The N.C. Wildlife Resources Commission estimates Orange County has 30 to 44 deer per square mile. The Democratic Party resolution asked for hunts to cut the number to about 10 per square mile. Hillsborough's Town Board rejected the plan in September.
The aldermen discussed urban hunting in 2010 but decided to focus instead on public education about deer management. If bow hunting is approved, a town firearms ordinance also would need revision to allow the discharge of arrows.
Ashley Stanford, who lives on North Greensboro Street, said his property is under siege from deer, although it is surrounded by electric fencing and planted with supposedly deer-resistant vegetation.
"We need a solution, whether it's bow hunting from people who are proficient at it or it's me in my own backyard bow hunting," Stanford said. "There has to be something that's done."
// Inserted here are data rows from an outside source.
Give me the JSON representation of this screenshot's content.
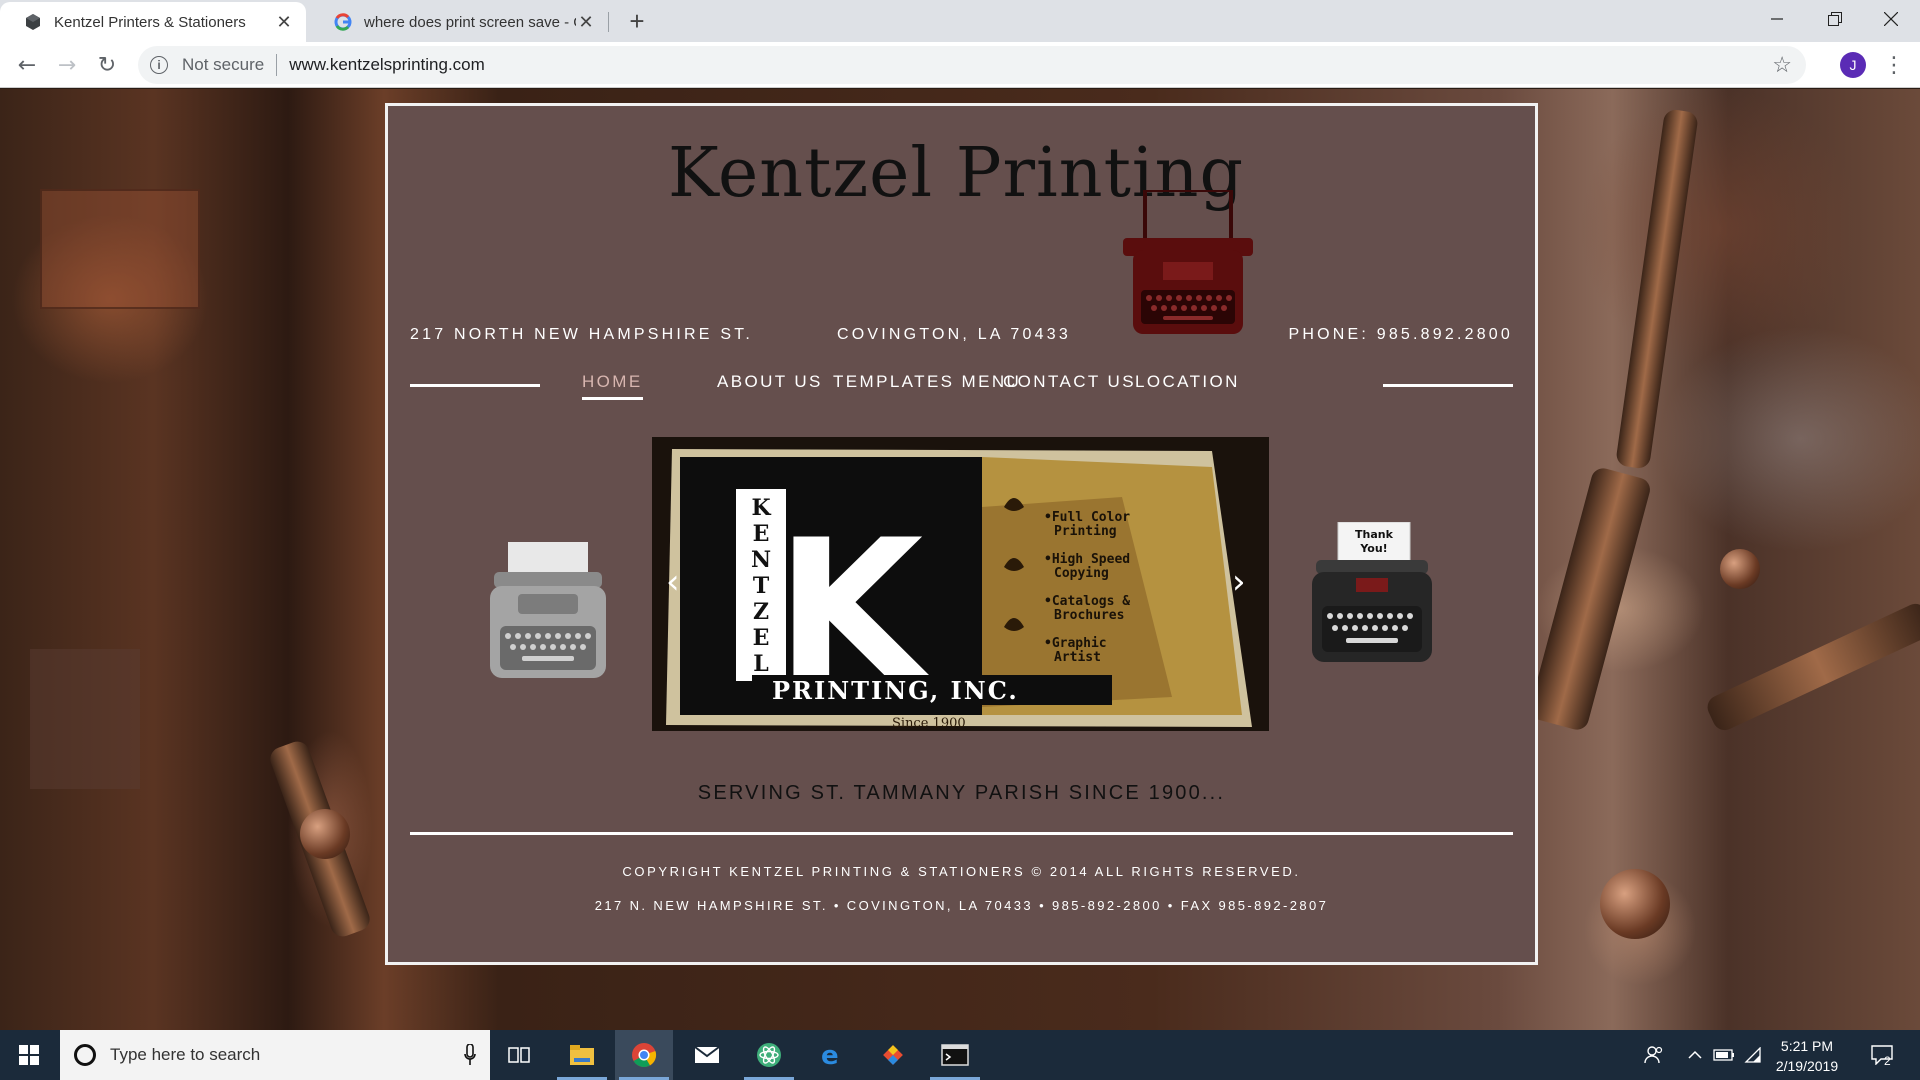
{
  "browser": {
    "tabs": [
      {
        "title": "Kentzel Printers & Stationers",
        "active": true,
        "favicon": "cube-favicon-icon"
      },
      {
        "title": "where does print screen save - G",
        "active": false,
        "favicon": "google-g-icon"
      }
    ],
    "address": {
      "security_label": "Not secure",
      "url": "www.kentzelsprinting.com"
    },
    "profile_initial": "J"
  },
  "site": {
    "title": "Kentzel Printing",
    "address_line": {
      "street": "217 NORTH NEW HAMPSHIRE ST.",
      "city": "COVINGTON, LA 70433",
      "phone": "PHONE: 985.892.2800"
    },
    "nav": [
      {
        "label": "HOME",
        "active": true
      },
      {
        "label": "ABOUT US",
        "active": false
      },
      {
        "label": "TEMPLATES MENU",
        "active": false
      },
      {
        "label": "CONTACT US",
        "active": false
      },
      {
        "label": "LOCATION",
        "active": false
      }
    ],
    "slide": {
      "letters": [
        "K",
        "E",
        "N",
        "T",
        "Z",
        "E",
        "L"
      ],
      "big_letter": "K",
      "bullets": [
        "•Full Color",
        "Printing",
        "•High Speed",
        "Copying",
        "•Catalogs &",
        "Brochures",
        "•Graphic",
        "Artist"
      ],
      "company": "PRINTING, INC.",
      "since": "Since 1900"
    },
    "thank_you_card": [
      "Thank",
      "You!"
    ],
    "tagline": "SERVING ST. TAMMANY PARISH SINCE 1900...",
    "copyright": "COPYRIGHT KENTZEL PRINTING & STATIONERS © 2014 ALL RIGHTS RESERVED.",
    "contact_line": "217 N. NEW HAMPSHIRE ST. • COVINGTON, LA 70433 • 985-892-2800 • FAX 985-892-2807"
  },
  "taskbar": {
    "search_placeholder": "Type here to search",
    "time": "5:21 PM",
    "date": "2/19/2019",
    "notification_count": "2"
  }
}
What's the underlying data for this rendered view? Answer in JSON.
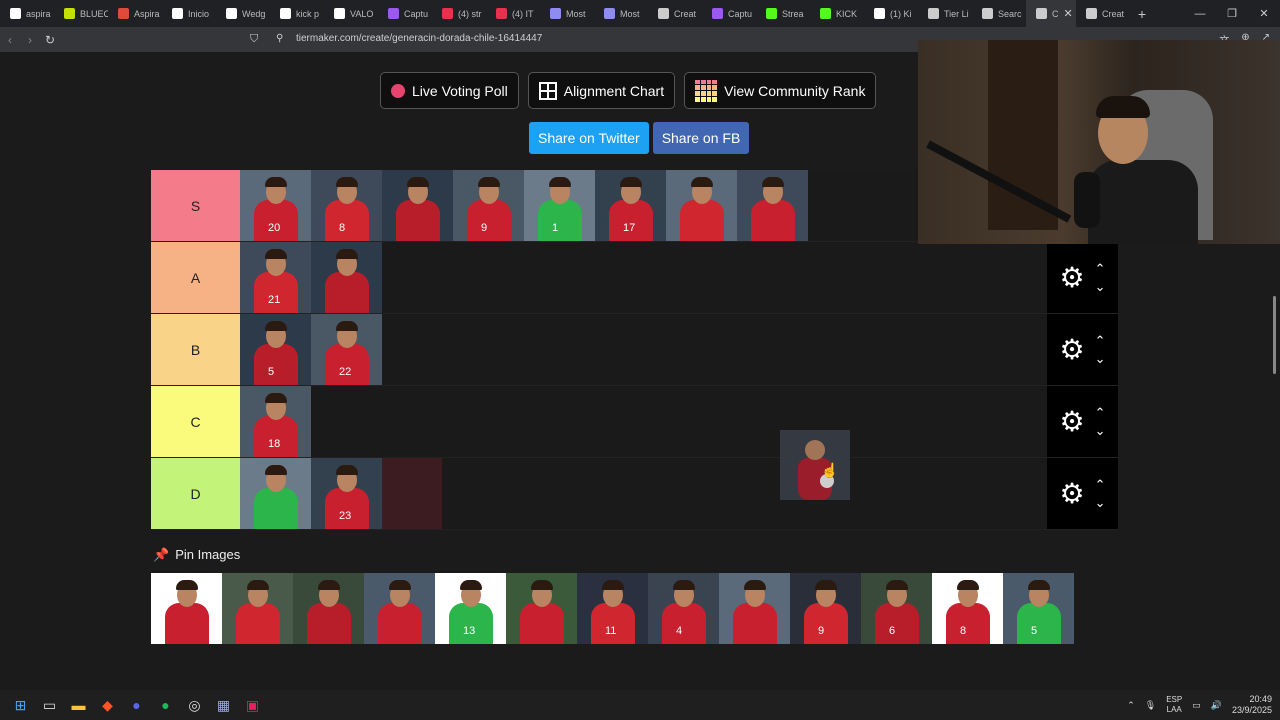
{
  "browser": {
    "tabs": [
      {
        "label": "aspira",
        "color": "#ffffff"
      },
      {
        "label": "BLUEC",
        "color": "#c6e000"
      },
      {
        "label": "Aspira",
        "color": "#e04a3b"
      },
      {
        "label": "Inicio",
        "color": "#ffffff"
      },
      {
        "label": "Wedg",
        "color": "#ffffff"
      },
      {
        "label": "kick p",
        "color": "#ffffff"
      },
      {
        "label": "VALO",
        "color": "#ffffff"
      },
      {
        "label": "Captu",
        "color": "#9b59f0"
      },
      {
        "label": "(4) str",
        "color": "#e8314f"
      },
      {
        "label": "(4) IT",
        "color": "#e8314f"
      },
      {
        "label": "Most",
        "color": "#8f8cf0"
      },
      {
        "label": "Most",
        "color": "#8f8cf0"
      },
      {
        "label": "Creat",
        "color": "#cccccc"
      },
      {
        "label": "Captu",
        "color": "#9b59f0"
      },
      {
        "label": "Strea",
        "color": "#53fc18"
      },
      {
        "label": "KICK",
        "color": "#53fc18"
      },
      {
        "label": "(1) Ki",
        "color": "#ffffff"
      },
      {
        "label": "Tier Li",
        "color": "#cccccc"
      },
      {
        "label": "Searc",
        "color": "#cccccc"
      },
      {
        "label": "C",
        "color": "#cccccc",
        "active": true
      },
      {
        "label": "Creat",
        "color": "#cccccc"
      }
    ],
    "new_tab": "+",
    "url": "tiermaker.com/create/generacin-dorada-chile-16414447"
  },
  "actions": {
    "live_voting": "Live Voting Poll",
    "alignment": "Alignment Chart",
    "community": "View Community Rank",
    "share_twitter": "Share on Twitter",
    "share_fb": "Share on FB"
  },
  "tiers": [
    {
      "label": "S",
      "color": "#f47c8a",
      "items": [
        "20",
        "8",
        "",
        "9",
        "1",
        "17",
        "",
        ""
      ]
    },
    {
      "label": "A",
      "color": "#f6b185",
      "items": [
        "21",
        ""
      ]
    },
    {
      "label": "B",
      "color": "#f9d387",
      "items": [
        "5",
        "22"
      ]
    },
    {
      "label": "C",
      "color": "#fafb7d",
      "items": [
        "18"
      ]
    },
    {
      "label": "D",
      "color": "#c4f37a",
      "items": [
        "",
        "23"
      ]
    }
  ],
  "pin": {
    "title": "Pin Images",
    "items": [
      "",
      "",
      "",
      "",
      "13",
      "",
      "11",
      "4",
      "",
      "9",
      "6",
      "8",
      "5"
    ]
  },
  "taskbar": {
    "lang_top": "ESP",
    "lang_bottom": "LAA",
    "time": "20:49",
    "date": "23/9/2025"
  }
}
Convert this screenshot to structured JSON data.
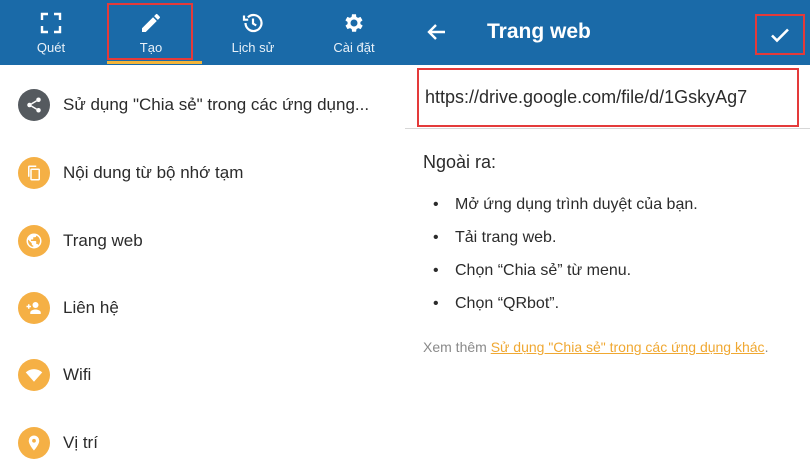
{
  "tabs": [
    {
      "label": "Quét",
      "icon": "scan-icon"
    },
    {
      "label": "Tạo",
      "icon": "pencil-icon"
    },
    {
      "label": "Lịch sử",
      "icon": "history-icon"
    },
    {
      "label": "Cài đặt",
      "icon": "gear-icon"
    }
  ],
  "menu": [
    {
      "label": "Sử dụng \"Chia sẻ\" trong các ứng dụng...",
      "icon": "share-icon"
    },
    {
      "label": "Nội dung từ bộ nhớ tạm",
      "icon": "clipboard-icon"
    },
    {
      "label": "Trang web",
      "icon": "globe-icon"
    },
    {
      "label": "Liên hệ",
      "icon": "add-contact-icon"
    },
    {
      "label": "Wifi",
      "icon": "wifi-icon"
    },
    {
      "label": "Vị trí",
      "icon": "location-icon"
    }
  ],
  "editor": {
    "title": "Trang web",
    "url_value": "https://drive.google.com/file/d/1GskyAg7",
    "also_heading": "Ngoài ra:",
    "steps": [
      "Mở ứng dụng trình duyệt của bạn.",
      "Tải trang web.",
      "Chọn “Chia sẻ” từ menu.",
      "Chọn “QRbot”."
    ],
    "see_also_prefix": "Xem thêm ",
    "see_also_link": "Sử dụng \"Chia sẻ\" trong các ứng dụng khác",
    "see_also_suffix": "."
  },
  "colors": {
    "toolbar": "#1a6aa8",
    "accent": "#f2b43a",
    "highlight": "#e43a3a"
  }
}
While some aldermen said they are willing to listen, they're also concerned about public safety and animal welfare, especially in the densest parts of Carrboro, they said.
Alderwoman Jacquie Gist said she struggles with the issue, because deer that don't die instantly wander through neighborhoods, where children and other residents see them suffering.
"I worry about the pain of the animals, not so much the killing of the animals," Gist said. "I think most of the people coming to speak to us I'm sure are excellent archers, but not everybody who is an archer is an excellent archer, and even excellent archers have accidents."
Alderman Sammy Slade and others said they also want to be sensitive to residents with a different perspective on hunting.
"I think this is one of the issues where we need to hear from more residents," Mayor Mark Chilton said.
The aldermen agreed to hold a hearing in January to give staff time to notify the state if a 2013 hunt is approved. N.C. municipalities must apply by April 1 each year to hold an urban archery program outside of the regular hunting season, which lasts until Jan. 2.
The state has no reported injuries or deaths from bow hunting.